The catch is that since hashes work on fixed-size blocks, if the data size doesn't line up properly along one of these block boundaries, it will be padded with zeros until it does. So we have to account for that in our attack. (Yes, SHA-1 has additional padding rules, which we'll ignore for simplicity)

An example

Let's say your super-secure authentication protocol is to take a given message, prepend a password to it, and send the hashed result as the "signature". I can compute the hash of your string plus an additional string just by knowing your hash output.

So lets say I have your "signature" for the string count=1&price=100.2, but I want to change the price to 1. I know your parsing algorithm replaces earlier values with later ones and it doesn't choke on embedded nulls.
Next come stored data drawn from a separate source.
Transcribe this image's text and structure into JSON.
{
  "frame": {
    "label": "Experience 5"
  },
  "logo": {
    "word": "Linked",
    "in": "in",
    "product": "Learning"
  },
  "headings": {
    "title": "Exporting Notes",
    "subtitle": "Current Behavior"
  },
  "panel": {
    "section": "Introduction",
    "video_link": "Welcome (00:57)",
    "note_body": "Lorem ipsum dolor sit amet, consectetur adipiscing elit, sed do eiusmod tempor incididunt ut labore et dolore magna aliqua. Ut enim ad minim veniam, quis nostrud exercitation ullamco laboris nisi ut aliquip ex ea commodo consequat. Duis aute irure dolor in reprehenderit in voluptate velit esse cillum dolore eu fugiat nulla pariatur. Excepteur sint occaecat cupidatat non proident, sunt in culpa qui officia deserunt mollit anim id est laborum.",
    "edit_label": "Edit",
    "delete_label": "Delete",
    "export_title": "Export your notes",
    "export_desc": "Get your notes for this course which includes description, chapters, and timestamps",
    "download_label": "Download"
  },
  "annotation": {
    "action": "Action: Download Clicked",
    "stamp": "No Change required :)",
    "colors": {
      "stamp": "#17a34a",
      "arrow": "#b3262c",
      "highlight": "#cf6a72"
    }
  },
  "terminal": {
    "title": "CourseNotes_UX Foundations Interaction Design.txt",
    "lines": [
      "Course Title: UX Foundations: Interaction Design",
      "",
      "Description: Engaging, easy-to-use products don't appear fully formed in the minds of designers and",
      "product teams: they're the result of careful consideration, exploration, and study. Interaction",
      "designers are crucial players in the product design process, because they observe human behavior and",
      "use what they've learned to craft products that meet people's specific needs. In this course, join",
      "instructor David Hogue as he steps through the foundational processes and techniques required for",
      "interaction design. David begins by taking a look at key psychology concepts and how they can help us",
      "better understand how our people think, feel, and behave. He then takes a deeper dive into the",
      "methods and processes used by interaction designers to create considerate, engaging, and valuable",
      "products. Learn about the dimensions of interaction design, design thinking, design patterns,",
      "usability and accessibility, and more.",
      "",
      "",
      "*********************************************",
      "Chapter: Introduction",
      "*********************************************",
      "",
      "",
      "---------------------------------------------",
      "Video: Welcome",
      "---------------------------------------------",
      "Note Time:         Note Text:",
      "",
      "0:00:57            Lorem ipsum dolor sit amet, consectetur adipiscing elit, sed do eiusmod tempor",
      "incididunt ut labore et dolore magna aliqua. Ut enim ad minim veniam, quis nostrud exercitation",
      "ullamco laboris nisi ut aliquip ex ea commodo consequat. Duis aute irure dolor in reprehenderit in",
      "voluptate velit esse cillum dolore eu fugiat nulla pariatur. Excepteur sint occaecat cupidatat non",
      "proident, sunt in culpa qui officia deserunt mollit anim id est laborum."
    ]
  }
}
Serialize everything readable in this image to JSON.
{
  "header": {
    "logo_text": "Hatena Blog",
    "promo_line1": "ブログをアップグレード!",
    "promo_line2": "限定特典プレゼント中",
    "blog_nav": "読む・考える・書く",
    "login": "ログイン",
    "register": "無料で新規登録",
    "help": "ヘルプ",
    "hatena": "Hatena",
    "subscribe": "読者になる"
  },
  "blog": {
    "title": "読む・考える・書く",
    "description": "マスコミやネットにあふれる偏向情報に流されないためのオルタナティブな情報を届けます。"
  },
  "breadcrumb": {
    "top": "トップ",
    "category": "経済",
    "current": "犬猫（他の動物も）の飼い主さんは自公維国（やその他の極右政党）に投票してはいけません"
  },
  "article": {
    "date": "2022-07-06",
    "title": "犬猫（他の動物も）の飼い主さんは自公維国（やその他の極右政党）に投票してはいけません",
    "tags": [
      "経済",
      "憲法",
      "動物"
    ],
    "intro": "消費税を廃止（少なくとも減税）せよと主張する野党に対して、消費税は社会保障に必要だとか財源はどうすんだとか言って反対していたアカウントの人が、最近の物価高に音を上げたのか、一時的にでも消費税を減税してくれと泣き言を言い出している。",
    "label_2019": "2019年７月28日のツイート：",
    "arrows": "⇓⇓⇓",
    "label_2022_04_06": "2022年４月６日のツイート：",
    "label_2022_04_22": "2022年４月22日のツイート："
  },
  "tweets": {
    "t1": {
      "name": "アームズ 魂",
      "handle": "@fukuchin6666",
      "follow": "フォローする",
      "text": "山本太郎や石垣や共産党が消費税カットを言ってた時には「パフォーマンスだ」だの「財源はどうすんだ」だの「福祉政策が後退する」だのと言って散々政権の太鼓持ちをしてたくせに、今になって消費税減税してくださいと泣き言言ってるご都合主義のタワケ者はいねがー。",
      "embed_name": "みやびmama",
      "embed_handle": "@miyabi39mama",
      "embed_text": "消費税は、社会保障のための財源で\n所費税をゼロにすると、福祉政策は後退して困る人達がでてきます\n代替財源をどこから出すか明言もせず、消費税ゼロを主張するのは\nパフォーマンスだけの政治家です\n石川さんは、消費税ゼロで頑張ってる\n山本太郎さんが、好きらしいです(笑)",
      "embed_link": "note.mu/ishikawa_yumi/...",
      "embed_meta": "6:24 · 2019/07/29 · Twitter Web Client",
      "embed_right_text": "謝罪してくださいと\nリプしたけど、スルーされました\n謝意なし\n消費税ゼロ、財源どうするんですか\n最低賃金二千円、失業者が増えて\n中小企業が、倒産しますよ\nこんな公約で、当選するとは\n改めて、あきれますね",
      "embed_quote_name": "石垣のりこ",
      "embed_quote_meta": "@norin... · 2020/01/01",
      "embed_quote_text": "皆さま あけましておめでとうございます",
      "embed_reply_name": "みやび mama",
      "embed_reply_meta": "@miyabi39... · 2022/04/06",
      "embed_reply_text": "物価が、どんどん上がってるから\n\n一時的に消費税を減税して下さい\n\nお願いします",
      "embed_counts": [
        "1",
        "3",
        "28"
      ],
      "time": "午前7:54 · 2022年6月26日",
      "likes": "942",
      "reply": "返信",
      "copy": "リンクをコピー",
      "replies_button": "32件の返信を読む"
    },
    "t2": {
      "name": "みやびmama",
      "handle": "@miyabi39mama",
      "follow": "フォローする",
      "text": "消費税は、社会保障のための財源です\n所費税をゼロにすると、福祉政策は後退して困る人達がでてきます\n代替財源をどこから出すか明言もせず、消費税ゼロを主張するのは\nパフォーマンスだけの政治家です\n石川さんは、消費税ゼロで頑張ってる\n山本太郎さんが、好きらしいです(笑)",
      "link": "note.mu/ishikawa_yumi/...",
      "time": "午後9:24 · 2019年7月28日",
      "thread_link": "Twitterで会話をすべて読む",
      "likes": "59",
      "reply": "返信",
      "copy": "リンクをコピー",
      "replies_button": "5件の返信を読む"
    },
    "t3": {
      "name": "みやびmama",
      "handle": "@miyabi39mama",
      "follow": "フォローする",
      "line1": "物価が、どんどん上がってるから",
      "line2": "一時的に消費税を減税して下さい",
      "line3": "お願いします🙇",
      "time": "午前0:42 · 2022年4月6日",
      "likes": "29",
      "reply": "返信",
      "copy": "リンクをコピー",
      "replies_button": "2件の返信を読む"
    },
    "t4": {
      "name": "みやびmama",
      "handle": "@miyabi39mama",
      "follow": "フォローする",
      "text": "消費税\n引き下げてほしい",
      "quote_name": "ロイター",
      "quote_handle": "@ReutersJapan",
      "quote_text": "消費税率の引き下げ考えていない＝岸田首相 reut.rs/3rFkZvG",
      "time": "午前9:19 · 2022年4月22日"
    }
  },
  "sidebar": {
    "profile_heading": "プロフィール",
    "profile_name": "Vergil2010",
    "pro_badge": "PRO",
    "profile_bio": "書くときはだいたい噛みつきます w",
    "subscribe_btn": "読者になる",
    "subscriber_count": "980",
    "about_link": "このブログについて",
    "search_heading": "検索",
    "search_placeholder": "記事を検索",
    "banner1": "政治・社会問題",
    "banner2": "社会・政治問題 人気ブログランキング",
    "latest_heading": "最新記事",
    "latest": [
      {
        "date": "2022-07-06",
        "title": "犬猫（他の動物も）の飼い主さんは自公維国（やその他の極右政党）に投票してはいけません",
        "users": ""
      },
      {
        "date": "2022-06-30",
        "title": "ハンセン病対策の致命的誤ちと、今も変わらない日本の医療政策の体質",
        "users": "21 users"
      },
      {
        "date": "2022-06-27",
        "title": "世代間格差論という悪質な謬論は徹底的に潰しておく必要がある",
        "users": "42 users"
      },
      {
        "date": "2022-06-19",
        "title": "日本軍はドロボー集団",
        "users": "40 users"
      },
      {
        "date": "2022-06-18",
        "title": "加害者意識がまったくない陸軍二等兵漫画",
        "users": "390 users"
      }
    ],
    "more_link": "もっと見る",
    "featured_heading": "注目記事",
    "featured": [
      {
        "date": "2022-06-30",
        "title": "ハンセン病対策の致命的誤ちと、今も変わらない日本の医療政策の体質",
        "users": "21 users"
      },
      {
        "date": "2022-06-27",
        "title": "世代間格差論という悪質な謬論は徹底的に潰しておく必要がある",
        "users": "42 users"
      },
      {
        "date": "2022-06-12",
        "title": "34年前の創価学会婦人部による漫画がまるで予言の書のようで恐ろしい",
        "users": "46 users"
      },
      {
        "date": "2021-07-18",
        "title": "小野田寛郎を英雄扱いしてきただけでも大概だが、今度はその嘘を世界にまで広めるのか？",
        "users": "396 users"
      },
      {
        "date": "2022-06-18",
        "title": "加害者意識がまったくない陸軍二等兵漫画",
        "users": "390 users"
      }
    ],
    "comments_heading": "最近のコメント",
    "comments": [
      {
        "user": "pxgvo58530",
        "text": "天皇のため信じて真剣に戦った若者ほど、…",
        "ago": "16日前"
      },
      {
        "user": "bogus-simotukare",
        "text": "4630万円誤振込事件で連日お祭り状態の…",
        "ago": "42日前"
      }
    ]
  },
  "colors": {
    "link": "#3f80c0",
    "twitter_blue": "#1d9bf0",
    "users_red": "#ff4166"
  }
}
So theoretically I can compute the hash for my desired string, count=1&price=100.2&price=1.0.

But I can't just append my string to yours and expect it to work. I have to account for padding. We'll assume a block size of 10 for simplicity. (nb: "•" = null)

   123456789|123456789|123456789|123456789|             <- ruler
A: [mysecurepassword]count=1&price=100.2                
B: [mysecurepassword]count=1&price=100.2•••

Ostensibly I have the hash for string A, but what I really have is the hash for string B -- with the three nulls appended at the end for padding.

So instead of sending the string count=1&price=100.2&price=1, I would have to send the string count=1&price=100.2•••&price=1.0.

To generate my signature, I just initialize the hash engine with the signature you gave me, add &price=1.0, and output the result.

Of course, the rules of SHA-1 are somewhat different than my pretend 10-byte hash, but the principle still applies, it's just a matter of getting the bytes to line up.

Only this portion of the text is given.